How LinkedIn Helps with Thought Leadership
Social media. Everyone's using it, but how is it helping them achieve their goals? If you're in the B2C space, or have an e-store, it's easy to use social media to run effective campaigns. But how do you utilize social media in a B2B setting?
Well, for the most part, you'll be able to increase content sharing, improve SEO, and hopefully brand awareness, through the typical platforms (Facebook and Twitter), but when it comes to growing a business and thought leadership, LinkedIn is a better platform.
I have found great success in growing a brand and, more importantly, getting prospects to see that brand and its sales and leadership team as thought leaders in a particular category.
Here is how you can use LinkedIn to grow thought leadership.
- First, make sure you update your company page frequently. You can grow the follower base by placing very specific ads to your target demographic on LinkedIn.
- Once that's underway, setting up specific groups will help you establish and grow thought leadership.
The main difference between how I managed our LinkedIn company page and our LinkedIn group page was the kind of content that was shared, as well as how it was shared.
On our company page, it’s perfectly appropriate to talk about events we attended, new product releases, et cetera. However, when it came to a thought leadership group, that's where the tone and content changed. For roughly the first year, if not more, we did not mention our company name once. The only way a reader might know that it was a company-run group was by seeing the identity of the group moderator — typically a vertical market manager responsible for a specific market.

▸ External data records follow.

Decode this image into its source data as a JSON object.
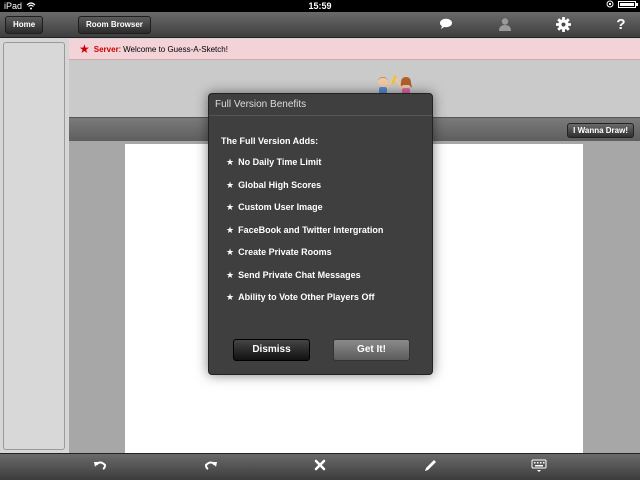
{
  "status_bar": {
    "device": "iPad",
    "time": "15:59"
  },
  "toolbar": {
    "home_label": "Home",
    "room_browser_label": "Room Browser",
    "icons": [
      "chat-icon",
      "user-icon",
      "gear-icon",
      "help-icon"
    ],
    "help_glyph": "?"
  },
  "chat": {
    "messages": [
      {
        "sender": "Server",
        "separator": ":",
        "text": " Welcome to Guess-A-Sketch!"
      }
    ]
  },
  "canvas_header": {
    "wanna_draw_label": "I Wanna Draw!"
  },
  "modal": {
    "title": "Full Version Benefits",
    "heading": "The Full Version Adds:",
    "star_glyph": "★",
    "benefits": [
      "No Daily Time Limit",
      "Global High Scores",
      "Custom User Image",
      "FaceBook and Twitter Intergration",
      "Create Private Rooms",
      "Send Private Chat Messages",
      "Ability to Vote Other Players Off"
    ],
    "dismiss_label": "Dismiss",
    "get_it_label": "Get It!"
  },
  "bottom_toolbar": {
    "icons": [
      "undo-icon",
      "redo-icon",
      "clear-icon",
      "pencil-icon",
      "keyboard-icon"
    ]
  },
  "colors": {
    "server_name": "#cc0000",
    "chat_background": "#f3d2d8",
    "modal_background": "#3f3f3f"
  }
}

The main things discussed in the thought leadership group included:
- Industry news
- Market-specific topics
- Advances in that market
This made the group a place where like-minded individuals, typically business owners, presidents of a company, purchasing managers, et cetera, came to chat about those kinds of topics. Our following grew, as well as our number of comments and individual contributions.
When it seemed appropriate, after about a year, we introduced some topics that talked about how we helped with a specific project and how our products helped a certain customer. At that point, it didn't seem like we were pushing our products on anyone, but rather that we were sharing insight. This was the result of building trust and relationships over time.
In a B2B setting, it's often hard to do the two things I just mentioned via channels other than LinkedIn. It absolutely can be done, but it’s a lengthy process. That's not to say that Facebook, Twitter, and YouTube shouldn't be used, but the decision-makers a B2B company is trying to reach can be found more easily on LinkedIn.
Now, the new LinkedIn Pulse opens up an even bigger opportunity for all brands, but also B2B organizations, to get in front of the people they want to get noticed by. A lot more people can be reached by creating some SEO-rich and specific content in a place like LinkedIn that will help build a brand, other people's awareness of it, as well as potentially grow future sales … which truly, is the end goal.